Oliva spread out his hands with a dramatic gesture. “Señores, this is a scandal, a grand injustice! You understand it will ruin me? It is impossible that I submit.”

“Very well. We’ll put the matter into the hands of the Justicia.”

“It is equal,” Oliva declared with passion. “You have me marked as a thief. The port officials give me no more work and my friends talk. At the Justicia all the world hears my defense.”

“As you like,” said Stuyvesant, but the storekeeper turned to Oliva with a contemptuous grin.

“I allow you’re not such a blamed fool,” he remarked. “Take the chance they’ve given you and get from under before the roof falls in.”

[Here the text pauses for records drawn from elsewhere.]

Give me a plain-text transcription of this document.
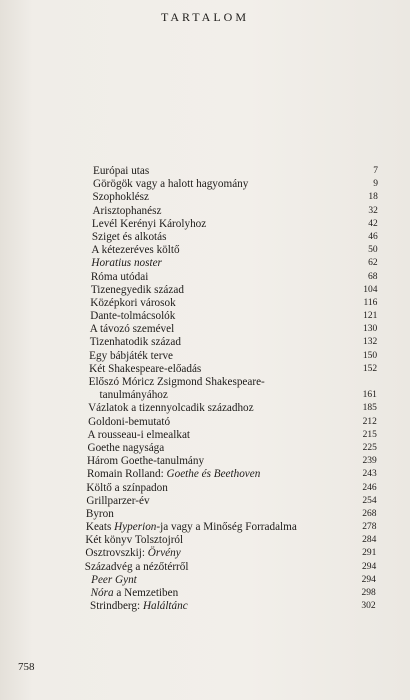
TARTALOM
Európai utas	7
Görögök vagy a halott hagyomány	9
Szophoklész	18
Arisztophanész	32
Levél Kerényi Károlyhoz	42
Sziget és alkotás	46
A kétezeréves költő	50
Horatius noster	62
Róma utódai	68
Tizenegyedik század	104
Középkori városok	116
Dante-tolmácsolók	121
A távozó szemével	130
Tizenhatodik század	132
Egy bábjáték terve	150
Két Shakespeare-előadás	152
Előszó Móricz Zsigmond Shakespeare-
tanulmányához	161
Vázlatok a tizennyolcadik századhoz	185
Goldoni-bemutató	212
A rousseau-i elmealkat	215
Goethe nagysága	225
Három Goethe-tanulmány	239
Romain Rolland: Goethe és Beethoven	243
Költő a színpadon	246
Grillparzer-év	254
Byron	268
Keats Hyperion-ja vagy a Minőség Forradalma	278
Két könyv Tolsztojról	284
Osztrovszkij: Örvény	291
Századvég a nézőtérről	294
Peer Gynt	294
Nóra a Nemzetiben	298
Strindberg: Haláltánc	302
758
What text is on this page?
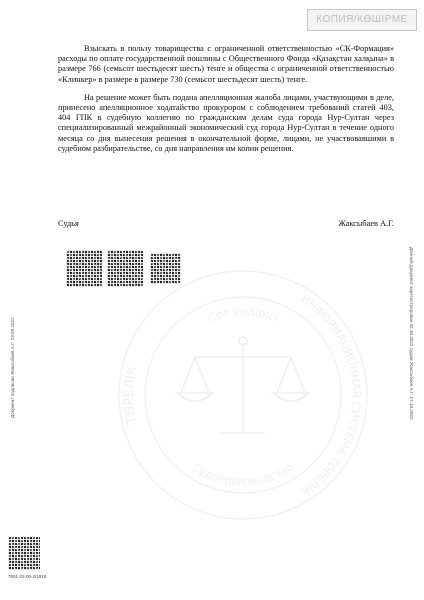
КОПИЯ/КӨШІРМЕ

Взыскать в пользу товарищества с ограниченной ответственностью «СК-Формация» расходы по оплате государственной пошлины с Общественного Фонда «Қазақстан халқына» в размере 766 (семьсот шестьдесят шесть) тенге и общества с ограниченной ответственностью «Клинкер» в размере в размере 730 (семьсот шестьдесят шесть) тенге.

На решение может быть подана апелляционная жалоба лицами, участвующими в деле, принесено апелляционное ходатайство прокурором с соблюдением требований статей 403, 404 ГПК в судебную коллегию по гражданским делам суда города Нур-Султан через специализированный межрайонный экономический суд города Нур-Султан в течение одного месяца со дня вынесения решения в окончательной форме, лицами, не участвовавшими в судебном разбирательстве, со дня направления им копии решения.

Судья	Жаксыбаев А.Г.
7501-22-00-2/1918
Документ подписан Жаксыбаев А.Г. 23.09.2022	Данный документ зарегистрирован 02.10.2022 судом Жаксыбаев А.Г. 17.10.2022
ТӨРЕЛІК
ИНФОРМАЦИОННАЯ СИСТЕМА ТӨРЕЛІК
Сот өндірісі
Судопроизводство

Oliva pondered for a few moments, his eyes fixed on Stuyvesant’s unmoved face, and then shrugged with an air of injured resignation.

“It is a grand scandal, but I make my bill.”

He moved slowly to the door, but paused as he reached it, and gave Dick a quick, malignant glance. Then he went out and the storekeeper asked Stuyvesant: “What are you going to do with me?”

“Fire you right now. Go along to the pay-clerk and give him your time. I don’t know if that’s all we ought to do; but we’ll be satisfied if you and your partner get off this camp.”

“I’ll quit,” said the storekeeper, who turned to Dick. “You’re a smart kid, but we’d have bluffed you all right if the fool had allowed he used the same cement.”